"It is my aim in this book to define the meaning of the social sciences for the cultural tasks of our time. I want to specify the kinds of effort that lie behind the development of the sociological imagination; to indicate its implications for political as well as for cultural life."
The first chapter of this book is "The Promise" and in it Mills takes his stand with the great tradition of the Enlightenment and the idea of liberation by learning. For Mills, the promise is that cultivation of the sociological imagination may enable people to place personal worries and concerns in the larger social and historical context, and thus to think more effectively about them.
Chapters on Grand Theory and Abstracted Empiricism show how the understanding of social processes is impeded by immersion in certain types of theory and in narrow-minded "nomal science". Other chapters explore the many and varied ways that the critical and probing "sociological imagination" can be subverted or frustrated. His description of the Machieavellian tactics employed by academics to sideline rivals is especially revealing (for example, have a potentially dangerous book reviewed by a junior member of a hostile faction). His comments on the function of professional associations and conferences are equally deadly.
The fatal flaw of the book is Mill's Marxism and lack of understanding of economics, exemplified by his dismissive reference to people who could not see the value of the New Deal. The author's theoretical and ideological stance is not explicitly articulated but was clearly in the rational and humanistic Marxist tradition. He yearned for a viable alternative to liberalism and Marxism as he saw them in the 1950s but he clearly did not perceive classical liberalism as a candidate that was worthy of mention. It seems that classical, non-socialist liberals were so thin on the ground during his lifetime that he did not see any need to engage with them. That is a major weakness and it prevented Mills, and this book, from reaching the full extent of insight and understanding that his scholarship, his integrity and his industry should have permitted.
The Appendix on Intellectual Craftmanship is worth reading every few years to keep focussed for effective reading, thinking and writing. The remainder of this review consists of extracts from the appendix to convey some of its flavour.
"It is best to begin, I think, by reminding you, the beginning student, that the most admirable thinkers within the scholarly community you have chosen to join do not split their work from their lives.They seem to take both too seriously to allow such dissociation, and they want to use each for the enrichment of the other."
"You must set up a file, which is, I suppose, a sociologist's way of saying: keep a journal...In such a file as I am going to describe, there is joined personal experience and professional activities, studies under way and studies planned..."
"One of the very worst things that happens to social scientists is that they feel the need to write of their 'plans' on only one occasion: when they are going to ask for money for a specific piece of research or 'a project'. It is as a request for funds that most 'planning' is done, or at least written carefully about. However standard the practice, I think this very bad: it is bound in some degree to be salesmanship, and, given prevailing expectations, very likely to result in painstaking pretensions; the project is lilely to be presented', rounded out in some arbitrary manner long before it ought to be; it is often a contrived thing, aimed at getting the money for ulterior purposes, however valuable, as well as for the research presented."

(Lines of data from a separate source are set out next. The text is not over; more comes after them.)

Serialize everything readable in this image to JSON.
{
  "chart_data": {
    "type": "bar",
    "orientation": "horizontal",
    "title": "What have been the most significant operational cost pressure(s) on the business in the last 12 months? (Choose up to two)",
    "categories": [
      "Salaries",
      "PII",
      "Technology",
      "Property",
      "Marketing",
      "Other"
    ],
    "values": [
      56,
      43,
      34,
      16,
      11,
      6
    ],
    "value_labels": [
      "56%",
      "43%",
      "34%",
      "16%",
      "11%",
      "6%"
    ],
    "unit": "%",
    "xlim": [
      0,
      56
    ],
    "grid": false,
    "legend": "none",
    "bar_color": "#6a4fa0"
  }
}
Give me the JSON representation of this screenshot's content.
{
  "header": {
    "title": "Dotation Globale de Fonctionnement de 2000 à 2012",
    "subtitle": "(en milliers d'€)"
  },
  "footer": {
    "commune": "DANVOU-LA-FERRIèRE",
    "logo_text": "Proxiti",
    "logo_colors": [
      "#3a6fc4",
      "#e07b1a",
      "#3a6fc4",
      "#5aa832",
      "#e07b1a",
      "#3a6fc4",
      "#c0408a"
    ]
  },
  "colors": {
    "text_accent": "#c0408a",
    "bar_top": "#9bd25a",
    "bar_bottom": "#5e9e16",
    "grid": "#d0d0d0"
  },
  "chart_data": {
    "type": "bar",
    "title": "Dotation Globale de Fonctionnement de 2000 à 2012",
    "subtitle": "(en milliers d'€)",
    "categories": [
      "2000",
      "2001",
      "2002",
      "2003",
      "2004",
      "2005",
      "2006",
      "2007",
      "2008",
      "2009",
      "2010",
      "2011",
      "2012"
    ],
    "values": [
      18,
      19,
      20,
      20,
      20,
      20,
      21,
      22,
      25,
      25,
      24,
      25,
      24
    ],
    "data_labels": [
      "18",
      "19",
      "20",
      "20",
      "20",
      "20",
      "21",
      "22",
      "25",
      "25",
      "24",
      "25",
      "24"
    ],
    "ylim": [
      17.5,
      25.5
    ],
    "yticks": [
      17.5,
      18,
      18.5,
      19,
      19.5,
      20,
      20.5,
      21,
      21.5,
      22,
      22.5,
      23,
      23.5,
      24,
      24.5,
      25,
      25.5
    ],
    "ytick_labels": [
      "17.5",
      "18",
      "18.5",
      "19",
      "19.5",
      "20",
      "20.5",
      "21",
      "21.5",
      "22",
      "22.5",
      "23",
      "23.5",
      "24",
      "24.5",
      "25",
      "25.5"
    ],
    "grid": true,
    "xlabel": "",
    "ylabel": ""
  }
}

"Any working social scientist who is well on his way ought at all times to have so many plans, that is to say ideas, that the question is always, which of them am I, ought I, to work on next. And he should keep a special file for his master agenda, which he writes and rewrites just for himself and perhaps for discussion with friends. From time to time he ought to review this very carefully and purposefully, and sometimes too, when he is relaxed."
"Any such procedure is one of the indispensable means by which your intellectual enterprise is kept oriented and under control...In [a vigorous and free intellectual community]...there would be interludes of discussion among individuals about future work. Three kinds of interludes - on problems, methods, theory - ought to come out of the work of social scientists and lead into it again: they should be shaped by work-in-progress and to some extend guide their work. It is for such interludes that a professional association finds its intellectual reason for being."